Bill Ranford. An NHL goaltender for 15 seasons with the Boston Bruins, Edmonton Oilers, Washington Capitals, Tampa Bay Lightning and Detroit Red Wings, Ranford won the Conn Smythe Trophy in 1990 backstopping the Oilers to their last Stanley Cup title. For the past 12 years he’s been the goaltending coach for the Los Angeles Kings.
Jose Theodore. Winner of the Hart and Vezina Trophies in 2002 for backstopping an underdog Montreal Canadiens squad into the playoffs, Theodore spent nearly 17 NHL seasons with the Canadiens, Colorado Avalanche, Washington Capitals, Minnesota Wild and Florida Panthers. He also won the Bill Masterton Memorial Trophy in 2010. Since retiring in 2013, the former goaltender has appeared as an analyst with TVA Sports and writes a regular column for Le Journal de Montreal.
Jim Carey. “The Net Detective” made a promising NHL debut with the Washington Capitals in 1994-95 and was named to the All-Rookie Team. In Carey’s sophomore season, he took home the Vezina Trophy as the league’s top goaltender. Soon afterward, injuries and a fading interest in the game would derail his career. After brief stints with the Bruins and St. Louis Blues, he was out of hockey by 1999. Carey is now CEO and president of a medical billing company with offices in Sarasota and Boston.

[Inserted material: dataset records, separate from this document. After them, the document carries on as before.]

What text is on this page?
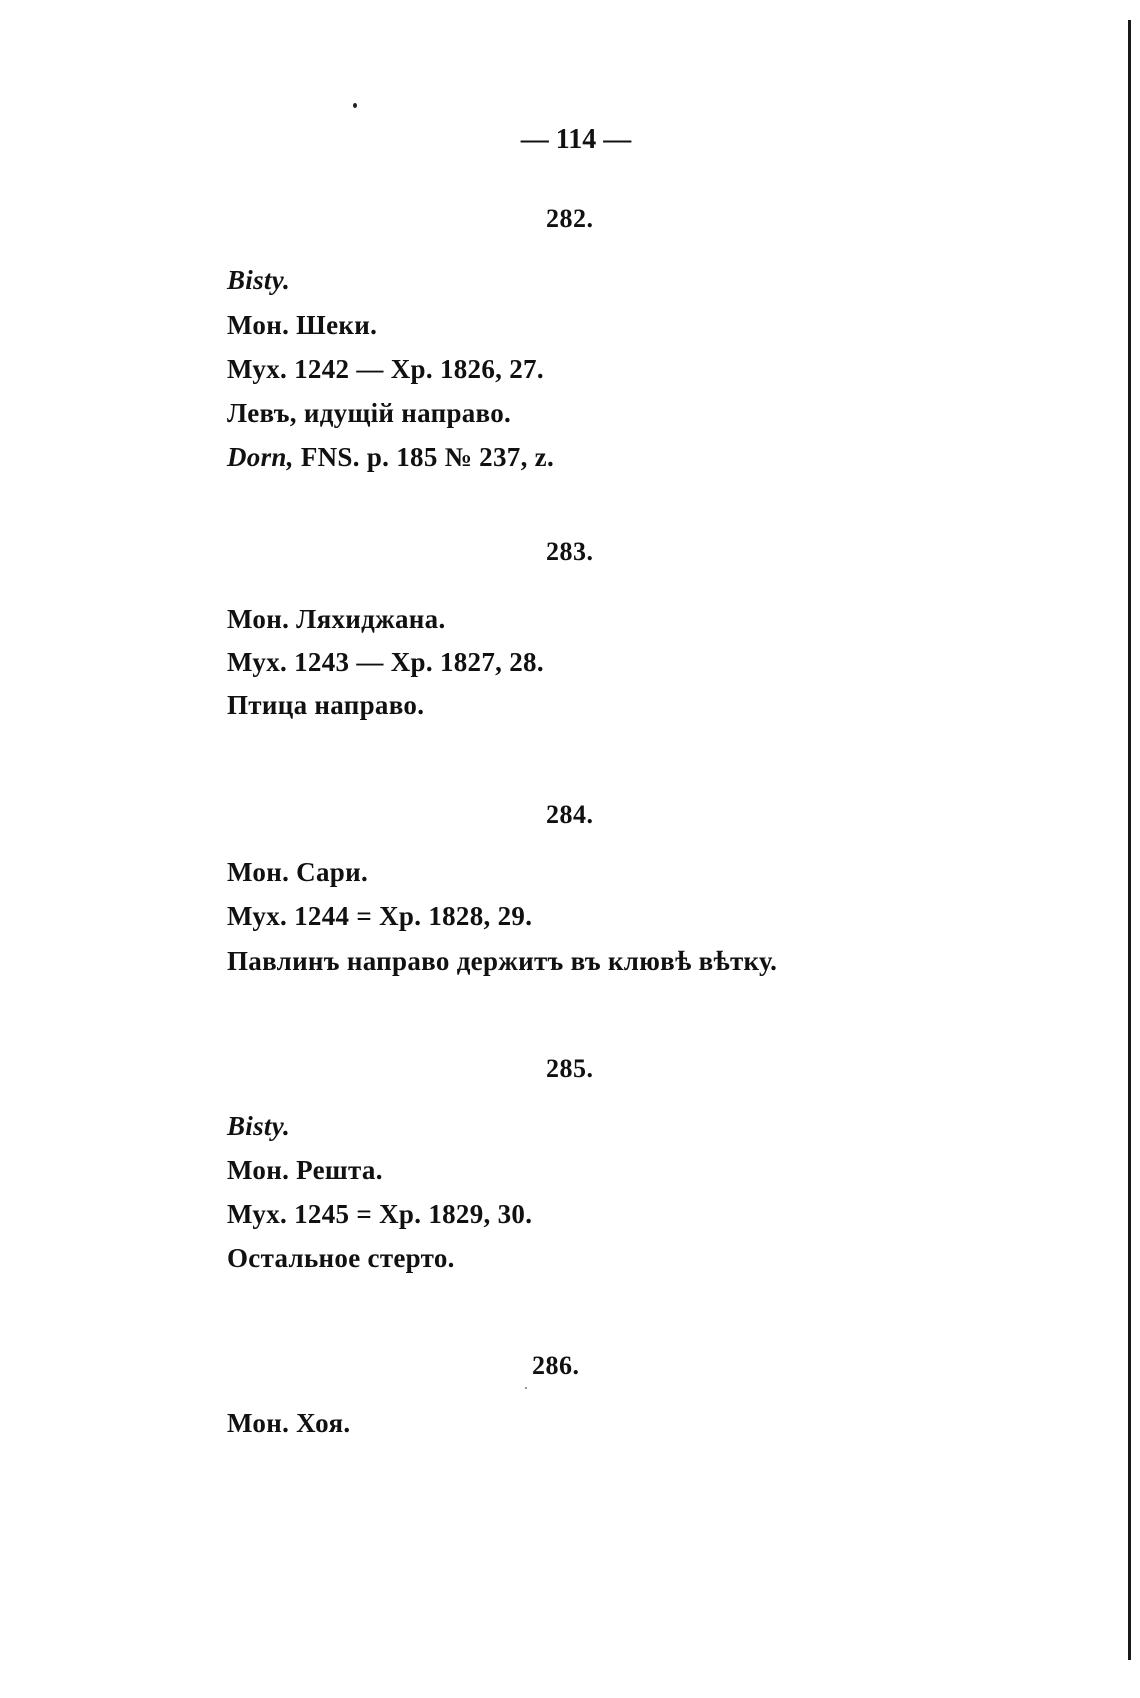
— 114 —
282.
Bisty.
Мон. Шеки.
Мух. 1242 — Хр. 1826, 27.
Левъ, идущій направо.
Dorn, FNS. p. 185 № 237, z.
283.
Мон. Ляхиджана.
Мух. 1243 — Хр. 1827, 28.
Птица направо.
284.
Мон. Сари.
Мух. 1244 = Хр. 1828, 29.
Павлинъ направо держитъ въ клювѣ вѣтку.
285.
Bisty.
Мон. Решта.
Мух. 1245 = Хр. 1829, 30.
Остальное стерто.
286.
Мон. Хоя.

Jonathan Cheechoo. Tallying 56 goals in 2005-06 with the San Jose Sharks, Cheechoo won the Maurice Richard Trophy as the league’s leading goalscorer. That season proved to be his career peak as injuries subsequently took its toll on his performance. After six seasons with the Sharks, he played his last NHL campaign with the Ottawa Senators in 2009-10. Cheechoo spent nearly four seasons in the AHL followed by four campaigns in the KHL, announcing his retirement in March 2018. He has expressed interest in working with the Sharks organization.
Rick Meagher. An undrafted center out of Boston University, Meagher spent his first six NHL seasons with the Montreal Canadiens, Hartford Whalers and New Jersey Devils in the early 1980s. He went on to play six seasons with the St. Louis Blues, winning the Frank J. Selke Trophy in 1990 as the top defensive forward. The following season, however, injuries forced his retirement.A long-time scout with the Blues, Meagher resides in Belleville, Ontario.